Trump made the case for regime change, but he said
ultimately it would be up to the Iranian people themselves. “When we are
finished, take over your government,” he told them. “It will be yours to take.
This will be, probably, your only chance for generations. For many years, you
have asked for America’s help, but you never got it. No president was willing
to do what I am willing to do tonight. Now you have a president who is giving
you what you want. So let’s see how you respond.”
In what looks to be an early miscalculation, Iran aimed
at U.S. assets in the Arab Gulf states. An Iranian drone hit a high-rise
building in Bahrain, and another one hit the Kuwait International Airport.
Other strikes included sites in the United Arab Emirates, Qatar, and Jordan. As
a result of these actions, Saudi Arabia, which initially tried to stay neutral,
condemned “heinous Iranian aggression” and said that “all capabilities” would be at the disposal of the Gulf
states in any counterattacks against Iran.

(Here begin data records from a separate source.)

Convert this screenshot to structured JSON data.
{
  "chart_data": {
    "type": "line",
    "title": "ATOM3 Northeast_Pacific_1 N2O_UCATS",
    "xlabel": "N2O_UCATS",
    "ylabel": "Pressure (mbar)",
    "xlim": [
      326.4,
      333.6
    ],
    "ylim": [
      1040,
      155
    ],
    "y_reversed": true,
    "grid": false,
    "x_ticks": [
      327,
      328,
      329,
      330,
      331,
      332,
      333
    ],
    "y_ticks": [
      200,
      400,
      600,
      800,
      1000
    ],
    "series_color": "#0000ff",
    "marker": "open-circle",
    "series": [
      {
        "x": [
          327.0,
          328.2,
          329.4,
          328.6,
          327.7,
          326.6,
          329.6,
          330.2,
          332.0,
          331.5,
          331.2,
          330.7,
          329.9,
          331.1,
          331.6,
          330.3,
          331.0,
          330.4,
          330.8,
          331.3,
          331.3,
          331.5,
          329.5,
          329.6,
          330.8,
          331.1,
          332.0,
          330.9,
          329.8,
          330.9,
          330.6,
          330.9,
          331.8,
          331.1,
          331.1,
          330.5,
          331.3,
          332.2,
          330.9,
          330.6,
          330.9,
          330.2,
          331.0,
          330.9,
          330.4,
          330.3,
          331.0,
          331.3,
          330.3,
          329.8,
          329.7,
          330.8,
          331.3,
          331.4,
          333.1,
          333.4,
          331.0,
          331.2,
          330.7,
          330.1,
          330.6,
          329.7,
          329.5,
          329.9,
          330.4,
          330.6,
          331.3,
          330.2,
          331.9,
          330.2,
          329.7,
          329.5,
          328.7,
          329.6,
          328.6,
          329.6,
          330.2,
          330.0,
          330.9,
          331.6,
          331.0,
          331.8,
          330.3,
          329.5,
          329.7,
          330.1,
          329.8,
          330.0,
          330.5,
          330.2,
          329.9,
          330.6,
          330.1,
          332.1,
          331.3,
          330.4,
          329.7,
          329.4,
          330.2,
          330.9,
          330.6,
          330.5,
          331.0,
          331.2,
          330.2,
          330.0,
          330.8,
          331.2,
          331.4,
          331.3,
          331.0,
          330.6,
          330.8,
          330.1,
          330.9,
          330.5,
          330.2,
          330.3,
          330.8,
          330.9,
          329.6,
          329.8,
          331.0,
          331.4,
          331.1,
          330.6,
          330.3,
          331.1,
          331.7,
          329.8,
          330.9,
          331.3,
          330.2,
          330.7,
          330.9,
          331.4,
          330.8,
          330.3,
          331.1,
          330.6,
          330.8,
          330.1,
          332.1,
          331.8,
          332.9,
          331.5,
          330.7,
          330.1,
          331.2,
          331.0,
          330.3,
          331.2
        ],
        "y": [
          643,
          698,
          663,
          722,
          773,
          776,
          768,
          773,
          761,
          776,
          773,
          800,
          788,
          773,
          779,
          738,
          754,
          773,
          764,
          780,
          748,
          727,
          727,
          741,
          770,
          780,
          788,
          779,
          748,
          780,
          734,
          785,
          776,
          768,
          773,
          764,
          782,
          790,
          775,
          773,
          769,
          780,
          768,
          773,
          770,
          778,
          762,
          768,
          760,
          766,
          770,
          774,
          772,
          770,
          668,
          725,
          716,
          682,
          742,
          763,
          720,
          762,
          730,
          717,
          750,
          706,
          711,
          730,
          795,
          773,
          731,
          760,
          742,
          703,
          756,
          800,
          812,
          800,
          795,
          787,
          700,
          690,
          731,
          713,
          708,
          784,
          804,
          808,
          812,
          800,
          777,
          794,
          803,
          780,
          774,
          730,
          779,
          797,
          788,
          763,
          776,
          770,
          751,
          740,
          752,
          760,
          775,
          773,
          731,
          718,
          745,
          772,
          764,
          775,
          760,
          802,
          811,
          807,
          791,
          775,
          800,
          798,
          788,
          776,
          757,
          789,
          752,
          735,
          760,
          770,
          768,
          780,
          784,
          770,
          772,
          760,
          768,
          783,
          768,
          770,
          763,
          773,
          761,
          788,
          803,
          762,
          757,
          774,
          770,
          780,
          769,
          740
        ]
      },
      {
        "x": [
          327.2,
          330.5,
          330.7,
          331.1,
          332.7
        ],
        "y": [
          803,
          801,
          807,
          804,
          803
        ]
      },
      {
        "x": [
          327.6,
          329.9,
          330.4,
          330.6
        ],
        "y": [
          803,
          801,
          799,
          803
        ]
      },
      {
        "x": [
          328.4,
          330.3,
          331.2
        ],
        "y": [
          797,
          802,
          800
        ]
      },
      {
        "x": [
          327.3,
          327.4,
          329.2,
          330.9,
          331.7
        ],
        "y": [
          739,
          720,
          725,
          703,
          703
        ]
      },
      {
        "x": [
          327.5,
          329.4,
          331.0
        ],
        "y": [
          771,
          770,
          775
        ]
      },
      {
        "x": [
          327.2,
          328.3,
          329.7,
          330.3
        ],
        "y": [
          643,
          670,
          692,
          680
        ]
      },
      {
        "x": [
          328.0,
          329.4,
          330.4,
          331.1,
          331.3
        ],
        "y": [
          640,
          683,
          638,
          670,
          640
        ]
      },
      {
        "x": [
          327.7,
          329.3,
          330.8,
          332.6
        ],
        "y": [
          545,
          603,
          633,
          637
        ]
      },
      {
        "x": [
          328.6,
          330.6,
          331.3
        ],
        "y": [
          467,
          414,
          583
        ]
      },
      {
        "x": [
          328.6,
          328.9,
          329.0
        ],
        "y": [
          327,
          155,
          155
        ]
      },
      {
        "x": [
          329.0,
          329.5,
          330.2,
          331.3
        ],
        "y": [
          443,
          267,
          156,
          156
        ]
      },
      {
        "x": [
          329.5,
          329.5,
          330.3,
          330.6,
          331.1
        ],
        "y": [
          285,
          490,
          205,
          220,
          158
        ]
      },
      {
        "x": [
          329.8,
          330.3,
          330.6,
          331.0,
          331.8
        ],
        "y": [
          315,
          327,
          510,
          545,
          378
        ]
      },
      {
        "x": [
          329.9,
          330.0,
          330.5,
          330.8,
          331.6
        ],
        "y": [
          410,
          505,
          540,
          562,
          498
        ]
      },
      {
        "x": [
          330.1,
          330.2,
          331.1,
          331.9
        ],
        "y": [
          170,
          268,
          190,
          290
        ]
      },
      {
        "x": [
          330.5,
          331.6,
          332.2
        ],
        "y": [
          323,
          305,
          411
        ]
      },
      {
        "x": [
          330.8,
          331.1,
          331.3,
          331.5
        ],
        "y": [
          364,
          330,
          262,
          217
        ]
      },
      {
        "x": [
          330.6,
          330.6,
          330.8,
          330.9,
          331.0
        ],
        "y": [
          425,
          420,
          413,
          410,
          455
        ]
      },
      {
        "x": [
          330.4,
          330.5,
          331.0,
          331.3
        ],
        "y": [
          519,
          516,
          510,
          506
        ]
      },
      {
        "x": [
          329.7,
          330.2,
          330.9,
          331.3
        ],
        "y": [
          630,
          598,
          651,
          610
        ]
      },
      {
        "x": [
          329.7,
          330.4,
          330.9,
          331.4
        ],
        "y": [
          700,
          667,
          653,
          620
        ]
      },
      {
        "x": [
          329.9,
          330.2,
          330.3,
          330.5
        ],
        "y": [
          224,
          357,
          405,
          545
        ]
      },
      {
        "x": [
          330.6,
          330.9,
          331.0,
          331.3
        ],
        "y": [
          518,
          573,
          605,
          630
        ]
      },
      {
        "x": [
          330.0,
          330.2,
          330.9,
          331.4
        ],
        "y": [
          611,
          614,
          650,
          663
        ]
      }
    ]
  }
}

As we watch the awesome display of U.S. military might,
we remember that history has given us many reasons to have humility about the
exercise of power. Whenever military force is used, the results are
unpredictable and potentially dangerous. Trump himself warned in his remarks
that there could be U.S. casualties. It’s obviously difficult to effect regime
change from the air, even with Khamenei presumed dead. And we don’t have any
good idea what might replace the Islamic Republic, although it’s hard to see how
— for cold-blooded U.S. purposes — anything could be worse than the
aggressively anti-American, terrorist regime in place in Tehran for nearly the
last 50 years.
Another risk is that expending munitions and military
assets against the Iranian regime will leave America weaker in a potential
fight against China (even if there is also an argument that the fall of the
regime would deprive China of a key ally in the Middle East).
While there is a case to be made that the 2001
Authorization for Use of Military Force was written so broadly that it could
justify this campaign without congressional approval, by shutting out Congress,
Trump has also short-circuited the attempt to make a case to the American
people as to why this action was necessary at this time. Such a campaign of
public persuasion is necessary to sustain any protracted campaign against Iran.
All that said, for decades, the unwritten rule was that
Iran could kill and maim Americans, and we could never directly hit back. To
his credit, Trump rejected this implicit arrangement last year in Midnight
Hammer and, this time, has gone further. The campaign promises, at the very
least, to lay waste to the nuclear and military infrastructure of the Iranian
regime. This will set back these programs and capabilities in a way that will
be difficult to recover from any time soon and will make it impossible for the
regime to project its malign influence throughout the region on the level we’ve
seen in recent decades.
Too often, American leadership has taken the easy way out
by looking the other way regarding Iranian perfidy or seeking to paper it over
with foolish diplomatic deals. In this sense, too, Trump is taking the hard
way. We wish him and the U.S. military every success.